FAQs
If the Local Authority intends to issue care proceedings in most cases, you will receive a “Letter Before Proceedings.” This letter should set out the concerns that they have in relation to the child/ren and will invite you to a meeting where you can bring a solicitor. You should try and get a solicitor as soon as possible.
Receiving the letter does not mean your child will be taken into care, it gives you a last chance to understand what you need to do to avoid court proceedings.
If the Local Authority decide to start care proceedings, they have to make sure you or your solicitor know about the proceedings. You will be sent a bundle of documents that contain the information about the case against you. It will also tell you when there is a Court hearing. It is essential that you attend any hearing so you can tell the Court what you do or do not agree with.
If you receive a letter before proceedings or are told there will be Court proceedings as a parent or person with parental responsibility, you will be entitled to free legal advice under legal aid.
At Court the Judge or Magistrate will ask the Local Authority to explain why they think your child is at risk. They will also ask you or your solicitor what you think about the situation.

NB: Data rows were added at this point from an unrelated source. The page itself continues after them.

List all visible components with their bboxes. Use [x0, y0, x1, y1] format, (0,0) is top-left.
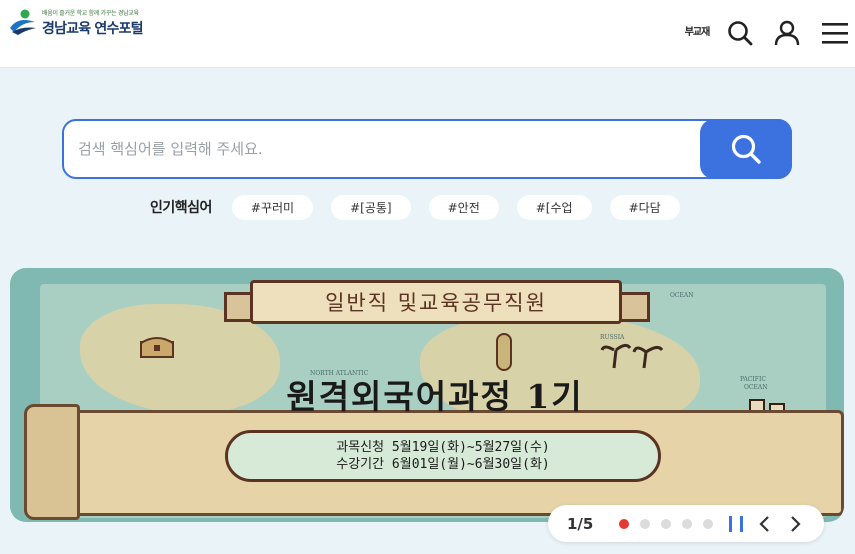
search-submit-button[interactable] [700, 119, 792, 179]
site-logo[interactable]: 배움이 즐거운 학교 함께 가꾸는 경남교육 경남교육 연수포털 [8, 6, 168, 40]
slide-dot[interactable] [640, 518, 650, 529]
header-search-button[interactable] [723, 16, 757, 50]
banner-schedule-line: 수강기간 6월01일(월)~6월30일(화) [336, 457, 550, 472]
next-slide-button[interactable] [785, 513, 807, 535]
chevron-right-icon [791, 515, 801, 532]
user-icon [774, 20, 800, 46]
bugo-icon: 부교재 [684, 27, 711, 38]
banner-ribbon: 일반직 및교육공무직원 [250, 280, 622, 324]
bugo-button[interactable]: 부교재 [680, 16, 714, 50]
map-label: OCEAN [744, 384, 768, 391]
search-box [62, 119, 792, 179]
banner-ribbon-text: 일반직 및교육공무직원 [325, 291, 547, 315]
cactus-icon [496, 333, 512, 371]
slide-dot-active[interactable] [619, 518, 629, 529]
pause-icon[interactable] [729, 515, 743, 532]
parchment-scroll-roll [24, 404, 80, 520]
menu-button[interactable] [818, 16, 852, 50]
search-icon [731, 134, 761, 164]
slide-dot[interactable] [682, 518, 692, 529]
logo-name: 경남교육 연수포털 [42, 21, 144, 37]
banner-schedule-line: 과목신청 5월19일(화)~5월27일(수) [336, 440, 550, 455]
main-banner[interactable]: NORTH ATLANTIC OCEAN PACIFIC OCEAN RUSSI… [10, 268, 844, 522]
slider-controls: 1/5 [548, 505, 824, 542]
popular-keywords-label: 인기핵심어 [150, 200, 212, 216]
banner-schedule-box: 과목신청 5월19일(화)~5월27일(수) 수강기간 6월01일(월)~6월3… [225, 430, 661, 482]
chevron-left-icon [759, 515, 769, 532]
search-icon [728, 21, 753, 46]
keyword-tag[interactable]: #[공통] [331, 194, 411, 220]
map-label: OCEAN [670, 292, 694, 299]
keyword-tag[interactable]: #다담 [609, 194, 680, 220]
logo-slogan: 배움이 즐거운 학교 함께 가꾸는 경남교육 [42, 10, 139, 17]
map-label: PACIFIC [740, 376, 766, 383]
slide-dots [619, 518, 724, 529]
search-input[interactable] [78, 121, 698, 177]
logo-mark-icon [10, 9, 36, 35]
banner-title: 원격외국어과정 1기 [286, 377, 584, 416]
popular-keywords: 인기핵심어 #꾸러미 #[공통] #안전 #[수업 #다담 [150, 194, 698, 220]
keyword-tag[interactable]: #안전 [428, 194, 499, 220]
site-header: 배움이 즐거운 학교 함께 가꾸는 경남교육 경남교육 연수포털 부교재 [0, 0, 855, 68]
hamburger-menu-icon [822, 23, 848, 44]
keyword-tag[interactable]: #꾸러미 [231, 194, 314, 220]
palm-tree-icon [600, 343, 664, 369]
slide-dot[interactable] [703, 518, 713, 529]
prev-slide-button[interactable] [753, 513, 775, 535]
user-button[interactable] [770, 16, 804, 50]
keyword-tag[interactable]: #[수업 [516, 194, 592, 220]
slide-dot[interactable] [661, 518, 671, 529]
treasure-chest-icon [140, 337, 174, 358]
slide-counter: 1/5 [567, 514, 594, 533]
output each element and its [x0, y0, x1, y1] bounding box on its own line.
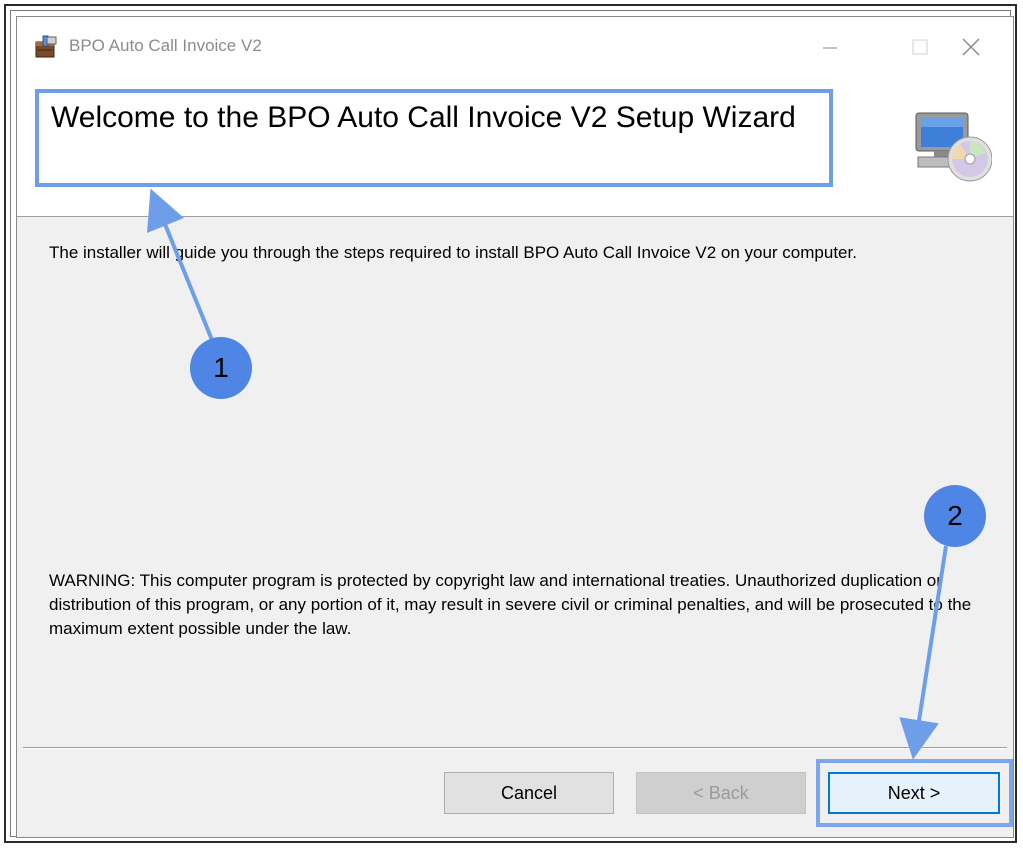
close-button[interactable] [925, 17, 1015, 79]
close-icon [962, 38, 980, 56]
window-title: BPO Auto Call Invoice V2 [69, 36, 262, 55]
minimize-button[interactable] [785, 17, 875, 79]
welcome-title-highlight: Welcome to the BPO Auto Call Invoice V2 … [35, 89, 833, 187]
next-button[interactable]: Next > [828, 772, 1000, 814]
minimize-icon [823, 47, 837, 49]
setup-wizard-window: BPO Auto Call Invoice V2 Welcome to the … [16, 16, 1014, 838]
installer-package-icon [33, 34, 59, 60]
button-divider [23, 747, 1007, 749]
computer-cd-icon [912, 109, 993, 184]
cancel-button[interactable]: Cancel [444, 772, 614, 814]
intro-text: The installer will guide you through the… [49, 243, 857, 262]
wizard-header: Welcome to the BPO Auto Call Invoice V2 … [17, 79, 1013, 217]
copyright-warning: WARNING: This computer program is protec… [49, 571, 972, 638]
annotation-badge-1: 1 [190, 337, 252, 399]
annotation-badge-2: 2 [924, 485, 986, 547]
back-button[interactable]: < Back [636, 772, 806, 814]
title-bar[interactable]: BPO Auto Call Invoice V2 [17, 17, 1013, 79]
welcome-title: Welcome to the BPO Auto Call Invoice V2 … [51, 101, 796, 134]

Your child/ren will be appointed a Children’s Guardian who is somebody independent. They will meet with you, your children and members of your family and other professionals involved with the family. They will then write a report for the Court telling them what your child/ren thinks and what they think would be best for your child. It may not be the same as what your child wants.
You are likely to need to go to Court more than once as Court proceedings are important and the Court will need more information before making decisions about the children.
While the Court makes the final decision it will need to decide whether the child:
- Stays with you
- Stays with a family member or friend
- Goes into foster care
It normally takes about 6 months for the Court to make a final decision. You will have the opportunity to tell the Court what you think should happen with your child both in the short term and long term.
If your child has been made subject to a care order and is no longer in your care you will normally still be able to have contact with them, unless the Court has made an order that there should be no contact, or unless there has since been an adoption order made. Generally reasonable contact should be promoted by a Local Authority between a parent and child.
The dates and times of contact will be arranged by the Local Authority. It will most likely be supervised contact, but not always.
If you do not agree with the plans for contact, you can ask the Court to make a decision on what the level of contact should be.
It is important that you attend as many contact sessions as you can. You might be able to get help from the social worker to pay for travel.
If you want advice on contact with a child in care you should seek legal advice as legal aid is often available.
The rule in the Children and Families Act 2014 is that care proceedings should not take more than 26 weeks. This was because cases were taking far too long to make important decisions for children, often more than a year.
The Court will try really hard to avoid delay in your case and ensure decisions are made within 26 weeks (6 months) of them starting.
Sometimes however, that is not possible. That might be because a family member may come forward at the last minute, there may be more important information the Court still needs to make their decision or sometimes the case might involve complicated issues that mean the Court need longer to make sure a correct decision is reached.
A section 20 agreement is the Local Authority asking if you agree for your child/ren to live somewhere else, either in foster care or maybe with friends or family.
A parent or person with parental responsibility can refuse to sign a section 20 agreement and they can change their mind at any time. If that does happen then the local authority must either return your child asap or apply to Court for an urgent court hearing if they think your child might be at risk of harm.
In order for a child to be accommodated by the local authority under a section 20 agreement, all parents with parental responsibility must consent.
If you are asked to sign a section 20 agreement you should speak to a solicitor as soon as possible to ensure you have legal advice on what is being asked of you.
If you have family or friends that are able and willing to look after your child/ren in the short or long term, then you should tell your social worker as soon as possible. If family member confirms they are willing to potentially look after your child, then the Local Authority will do a “viability assessment” of them. In some cases, this will mean that your child can be placed with them in the short term while final decisions are being made about what should happen with the children. In some cases, there will need to be a more detailed assessment done before your child can be placed there.
If a child is placed with you as a family member you may be entitled to an allowance to help with the costs of looking after the child/ren. It is important that you know all the support and funding you are entitled to and so you should speak to a solicitor for advice.